At the same time, I also worked with my team to rework the summer semester program. Since our nursing program is a trimester, we didn’t have a lot of time, but we developed creative ways to deliver clinical learning remotely, such as the virtual live-streamed clinical experience with students, and faculty utilizing robots and standardized patients. While all this was happening, a family member became ill (thank goodness, he recovered well).
These were definitely challenging, humbling and life-changing experiences, but I do believe every cloud has a silver lining. I could have been negative about the entire situation, but I thought about my purpose and chose to rise to the challenge. Keeping my family safe and helping our students succeed are my utmost priorities.
What advice do you have for today’s UNLV nursing students as they try to navigate our changed world?
In response to the pandemic, our students are embarking on an incredibly challenging journey. So my first piece of advice is to be proactive. Don’t be afraid to ask questions, get involved with finding solutions, and have the audacity to stand up for what is right so you can safely protect yourself and others.
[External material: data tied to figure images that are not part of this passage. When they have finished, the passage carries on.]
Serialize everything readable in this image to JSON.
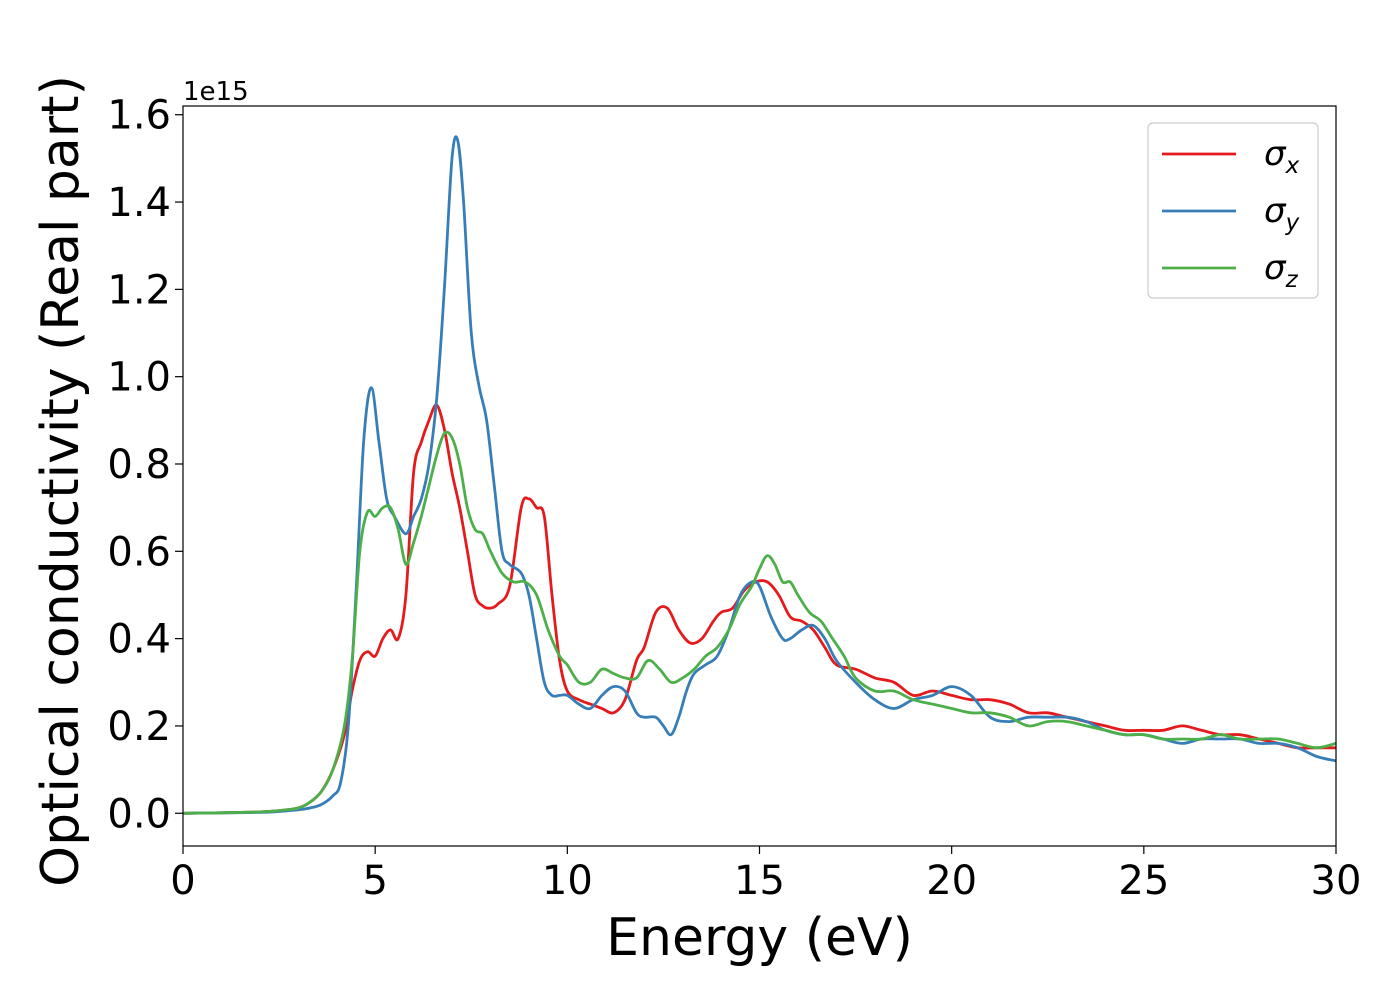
{
  "chart_data": {
    "type": "line",
    "xlabel": "Energy (eV)",
    "ylabel": "Optical conductivity (Real part)",
    "y_offset_text": "1e15",
    "xlim": [
      0,
      30
    ],
    "ylim": [
      -0.075,
      1.62
    ],
    "x_ticks": [
      0,
      5,
      10,
      15,
      20,
      25,
      30
    ],
    "x_tick_labels": [
      "0",
      "5",
      "10",
      "15",
      "20",
      "25",
      "30"
    ],
    "y_ticks": [
      0.0,
      0.2,
      0.4,
      0.6,
      0.8,
      1.0,
      1.2,
      1.4,
      1.6
    ],
    "y_tick_labels": [
      "0.0",
      "0.2",
      "0.4",
      "0.6",
      "0.8",
      "1.0",
      "1.2",
      "1.4",
      "1.6"
    ],
    "grid": false,
    "legend_position": "top-right",
    "series": [
      {
        "name": "σx",
        "legend_symbol": "σ",
        "legend_subscript": "x",
        "color": "#e41a1c",
        "x": [
          0,
          1,
          2,
          2.5,
          3,
          3.3,
          3.6,
          3.9,
          4.2,
          4.4,
          4.6,
          4.8,
          5.0,
          5.2,
          5.4,
          5.6,
          5.8,
          6.0,
          6.2,
          6.4,
          6.6,
          6.8,
          7.0,
          7.2,
          7.4,
          7.6,
          7.8,
          8.0,
          8.2,
          8.5,
          8.8,
          9.0,
          9.2,
          9.4,
          9.6,
          9.8,
          10.0,
          10.3,
          10.6,
          10.9,
          11.2,
          11.5,
          11.8,
          12.0,
          12.3,
          12.6,
          12.9,
          13.2,
          13.5,
          13.8,
          14.0,
          14.3,
          14.6,
          14.9,
          15.2,
          15.5,
          15.8,
          16.1,
          16.4,
          16.7,
          17.0,
          17.5,
          18.0,
          18.5,
          19.0,
          19.5,
          20.0,
          20.5,
          21.0,
          21.5,
          22.0,
          22.5,
          23.0,
          23.5,
          24.0,
          24.5,
          25.0,
          25.5,
          26.0,
          26.5,
          27.0,
          27.5,
          28.0,
          28.5,
          29.0,
          29.5,
          30.0
        ],
        "y": [
          0,
          0.001,
          0.003,
          0.006,
          0.012,
          0.025,
          0.05,
          0.1,
          0.18,
          0.28,
          0.35,
          0.37,
          0.36,
          0.4,
          0.42,
          0.4,
          0.5,
          0.78,
          0.85,
          0.9,
          0.935,
          0.88,
          0.78,
          0.7,
          0.6,
          0.5,
          0.475,
          0.47,
          0.48,
          0.52,
          0.7,
          0.72,
          0.7,
          0.68,
          0.5,
          0.35,
          0.28,
          0.26,
          0.25,
          0.24,
          0.23,
          0.26,
          0.35,
          0.38,
          0.46,
          0.47,
          0.42,
          0.39,
          0.4,
          0.44,
          0.46,
          0.47,
          0.51,
          0.53,
          0.53,
          0.5,
          0.45,
          0.44,
          0.42,
          0.38,
          0.34,
          0.33,
          0.31,
          0.3,
          0.27,
          0.28,
          0.27,
          0.26,
          0.26,
          0.25,
          0.23,
          0.23,
          0.22,
          0.21,
          0.2,
          0.19,
          0.19,
          0.19,
          0.2,
          0.19,
          0.18,
          0.18,
          0.17,
          0.16,
          0.15,
          0.15,
          0.15
        ]
      },
      {
        "name": "σy",
        "legend_symbol": "σ",
        "legend_subscript": "y",
        "color": "#377eb8",
        "x": [
          0,
          1,
          2,
          2.5,
          3,
          3.3,
          3.6,
          3.9,
          4.1,
          4.3,
          4.5,
          4.7,
          4.9,
          5.1,
          5.3,
          5.5,
          5.8,
          6.0,
          6.2,
          6.4,
          6.6,
          6.8,
          7.0,
          7.15,
          7.3,
          7.5,
          7.7,
          7.9,
          8.1,
          8.3,
          8.5,
          8.8,
          9.0,
          9.2,
          9.4,
          9.6,
          9.8,
          10.0,
          10.3,
          10.6,
          10.9,
          11.2,
          11.5,
          11.8,
          12.0,
          12.3,
          12.5,
          12.7,
          12.9,
          13.1,
          13.3,
          13.6,
          13.9,
          14.2,
          14.5,
          14.8,
          15.0,
          15.3,
          15.6,
          15.8,
          16.1,
          16.4,
          16.7,
          17.0,
          17.5,
          18.0,
          18.5,
          19.0,
          19.5,
          20.0,
          20.5,
          21.0,
          21.5,
          22.0,
          22.5,
          23.0,
          23.5,
          24.0,
          24.5,
          25.0,
          25.5,
          26.0,
          26.5,
          27.0,
          27.5,
          28.0,
          28.5,
          29.0,
          29.5,
          30.0
        ],
        "y": [
          0,
          0.001,
          0.002,
          0.004,
          0.008,
          0.012,
          0.02,
          0.04,
          0.07,
          0.2,
          0.5,
          0.85,
          0.975,
          0.85,
          0.72,
          0.68,
          0.64,
          0.68,
          0.72,
          0.8,
          0.95,
          1.2,
          1.5,
          1.54,
          1.4,
          1.1,
          0.98,
          0.9,
          0.75,
          0.6,
          0.57,
          0.55,
          0.5,
          0.4,
          0.3,
          0.27,
          0.27,
          0.27,
          0.25,
          0.24,
          0.27,
          0.29,
          0.28,
          0.23,
          0.22,
          0.22,
          0.2,
          0.18,
          0.22,
          0.28,
          0.32,
          0.34,
          0.36,
          0.42,
          0.5,
          0.53,
          0.52,
          0.45,
          0.4,
          0.4,
          0.42,
          0.43,
          0.4,
          0.35,
          0.3,
          0.26,
          0.24,
          0.26,
          0.27,
          0.29,
          0.27,
          0.22,
          0.21,
          0.22,
          0.22,
          0.22,
          0.21,
          0.19,
          0.18,
          0.18,
          0.17,
          0.16,
          0.17,
          0.17,
          0.17,
          0.16,
          0.16,
          0.15,
          0.13,
          0.12
        ]
      },
      {
        "name": "σz",
        "legend_symbol": "σ",
        "legend_subscript": "z",
        "color": "#4daf4a",
        "x": [
          0,
          1,
          2,
          2.5,
          3,
          3.3,
          3.6,
          3.9,
          4.2,
          4.4,
          4.6,
          4.8,
          5.0,
          5.2,
          5.4,
          5.6,
          5.8,
          6.0,
          6.2,
          6.4,
          6.6,
          6.8,
          7.0,
          7.2,
          7.4,
          7.6,
          7.8,
          8.0,
          8.3,
          8.6,
          8.9,
          9.2,
          9.5,
          9.8,
          10.0,
          10.3,
          10.6,
          10.9,
          11.2,
          11.5,
          11.8,
          12.1,
          12.4,
          12.7,
          13.0,
          13.3,
          13.6,
          13.9,
          14.2,
          14.5,
          14.8,
          15.0,
          15.2,
          15.4,
          15.6,
          15.8,
          16.0,
          16.3,
          16.6,
          16.9,
          17.2,
          17.5,
          18.0,
          18.5,
          19.0,
          19.5,
          20.0,
          20.5,
          21.0,
          21.5,
          22.0,
          22.5,
          23.0,
          23.5,
          24.0,
          24.5,
          25.0,
          25.5,
          26.0,
          26.5,
          27.0,
          27.5,
          28.0,
          28.5,
          29.0,
          29.5,
          30.0
        ],
        "y": [
          0,
          0.001,
          0.003,
          0.006,
          0.012,
          0.025,
          0.05,
          0.1,
          0.2,
          0.35,
          0.6,
          0.69,
          0.68,
          0.7,
          0.7,
          0.65,
          0.57,
          0.62,
          0.68,
          0.75,
          0.82,
          0.87,
          0.86,
          0.8,
          0.7,
          0.65,
          0.64,
          0.6,
          0.55,
          0.53,
          0.53,
          0.5,
          0.42,
          0.36,
          0.34,
          0.3,
          0.3,
          0.33,
          0.32,
          0.31,
          0.31,
          0.35,
          0.33,
          0.3,
          0.31,
          0.33,
          0.36,
          0.38,
          0.42,
          0.48,
          0.52,
          0.56,
          0.59,
          0.57,
          0.53,
          0.53,
          0.5,
          0.46,
          0.44,
          0.4,
          0.36,
          0.31,
          0.28,
          0.28,
          0.26,
          0.25,
          0.24,
          0.23,
          0.23,
          0.22,
          0.2,
          0.21,
          0.21,
          0.2,
          0.19,
          0.18,
          0.18,
          0.17,
          0.17,
          0.17,
          0.18,
          0.17,
          0.17,
          0.17,
          0.16,
          0.15,
          0.16
        ]
      }
    ]
  }
}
We have heard the testimonies of nurses, physicians, and hospital support staff working on the frontlines during the pandemic and their desperate plea for personal protective equipment. Before going to clinical, always inquire about the availability of PPE, as well as the policies regarding infection control. Then ensure that your clinical agency upholds these protocols.
Nurses are the backbone of health care, and our role is now more vital than ever. Your voice will be even more important as you make decisions that will impact patient lives and the health care system.
Secondly, don’t forget to take care of yourself and support your colleagues. The profession is already stressful, even more so during this time of uncertainty. Prevent mental and physical burnout by talking to friends and peers, and exercise both your mind and body through deep-breathing techniques, mediating, walking, jogging, stretching, etc.
Finally, always remember that nursing is not about wearing scrubs, carrying a stethoscope, or earning an income. It’s a noble calling, a passion to serve and care, and a willingness to make sacrifices — especially during trying times like this.